A stable cut of Rs 50,000/- is permitted notwithstanding of amount experienced in Choice 1 or 2. Deduction of Rs. 1, 00,000/- is permitted if the dependent has the incapacity of over 80%.
This deduction is with regard to the medical treatment of a stated illness or disease as approved by the government. 80DDB deductions are provided for outlay gained with regard to evaluate himself or his dependent partner, children, parents, brothers/ sisters.
Assesse has to submit a certificate in form no 10-I from an approved expert working in a government hospital.
The eligibility for a cut in this section is the authentic expenditures subject to an extreme of 40,000/-. The limit is 60,000 in terms of senior citizens. If you are obtaining any compensation for this from your company/insurance firm, you will get only the balance.

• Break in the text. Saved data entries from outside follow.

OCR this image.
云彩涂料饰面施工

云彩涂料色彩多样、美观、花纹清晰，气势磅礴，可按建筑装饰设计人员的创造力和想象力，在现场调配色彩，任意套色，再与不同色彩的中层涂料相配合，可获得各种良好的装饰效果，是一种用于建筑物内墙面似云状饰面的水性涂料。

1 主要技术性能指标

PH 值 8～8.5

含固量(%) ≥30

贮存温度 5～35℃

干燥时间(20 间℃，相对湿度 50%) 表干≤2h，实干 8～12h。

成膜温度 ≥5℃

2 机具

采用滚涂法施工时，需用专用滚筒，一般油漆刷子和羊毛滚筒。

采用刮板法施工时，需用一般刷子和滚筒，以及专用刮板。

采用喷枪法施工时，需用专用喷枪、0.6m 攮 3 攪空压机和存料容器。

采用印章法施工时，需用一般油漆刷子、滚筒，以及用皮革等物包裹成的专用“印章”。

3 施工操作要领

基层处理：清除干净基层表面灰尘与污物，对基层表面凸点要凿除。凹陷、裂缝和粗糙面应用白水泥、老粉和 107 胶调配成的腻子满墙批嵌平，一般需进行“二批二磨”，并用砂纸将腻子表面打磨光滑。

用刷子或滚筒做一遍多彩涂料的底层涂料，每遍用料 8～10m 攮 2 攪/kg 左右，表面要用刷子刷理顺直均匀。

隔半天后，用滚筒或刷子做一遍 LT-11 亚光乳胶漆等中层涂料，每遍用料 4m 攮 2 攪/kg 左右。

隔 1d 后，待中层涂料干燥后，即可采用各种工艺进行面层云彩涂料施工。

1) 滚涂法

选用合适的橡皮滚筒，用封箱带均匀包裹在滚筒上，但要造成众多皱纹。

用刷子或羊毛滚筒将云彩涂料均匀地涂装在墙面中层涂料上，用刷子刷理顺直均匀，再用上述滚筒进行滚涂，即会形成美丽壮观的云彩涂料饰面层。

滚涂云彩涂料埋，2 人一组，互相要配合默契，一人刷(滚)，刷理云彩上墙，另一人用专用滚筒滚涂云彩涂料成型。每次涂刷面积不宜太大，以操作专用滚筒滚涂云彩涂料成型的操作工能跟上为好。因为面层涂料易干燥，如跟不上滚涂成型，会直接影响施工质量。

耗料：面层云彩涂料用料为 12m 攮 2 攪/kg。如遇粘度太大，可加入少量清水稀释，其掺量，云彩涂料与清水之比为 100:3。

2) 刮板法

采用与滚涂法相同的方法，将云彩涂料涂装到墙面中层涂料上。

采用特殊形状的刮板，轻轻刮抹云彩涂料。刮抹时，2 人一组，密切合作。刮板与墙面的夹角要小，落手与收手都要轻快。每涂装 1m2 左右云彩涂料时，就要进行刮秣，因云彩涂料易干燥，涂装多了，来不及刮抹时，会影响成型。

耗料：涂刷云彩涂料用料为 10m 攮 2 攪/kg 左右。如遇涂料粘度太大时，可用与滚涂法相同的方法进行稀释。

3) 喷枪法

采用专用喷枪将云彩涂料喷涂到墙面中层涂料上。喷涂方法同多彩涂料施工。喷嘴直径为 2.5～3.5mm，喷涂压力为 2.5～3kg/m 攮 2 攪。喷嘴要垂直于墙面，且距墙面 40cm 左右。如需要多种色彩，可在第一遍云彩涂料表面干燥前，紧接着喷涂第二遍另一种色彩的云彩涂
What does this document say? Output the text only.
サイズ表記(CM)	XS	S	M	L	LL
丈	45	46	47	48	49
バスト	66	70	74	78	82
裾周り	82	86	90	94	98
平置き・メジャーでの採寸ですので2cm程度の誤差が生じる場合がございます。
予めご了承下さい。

This cut cannot be permitted by your company while computing the TDS amount. Thus, you need to apply for claiming this cut while filing the IT return.
The quantified sickness eligible under this section are
1. Neurological diseases where the disability levels are above 40%.
2. Malignant Cancers
4. Chronic renal failure
5. Hematological illnesses
A better comprehending of these requirements will assist us in obtaining more tax profits. If you know anyone, who can be profited under these sections.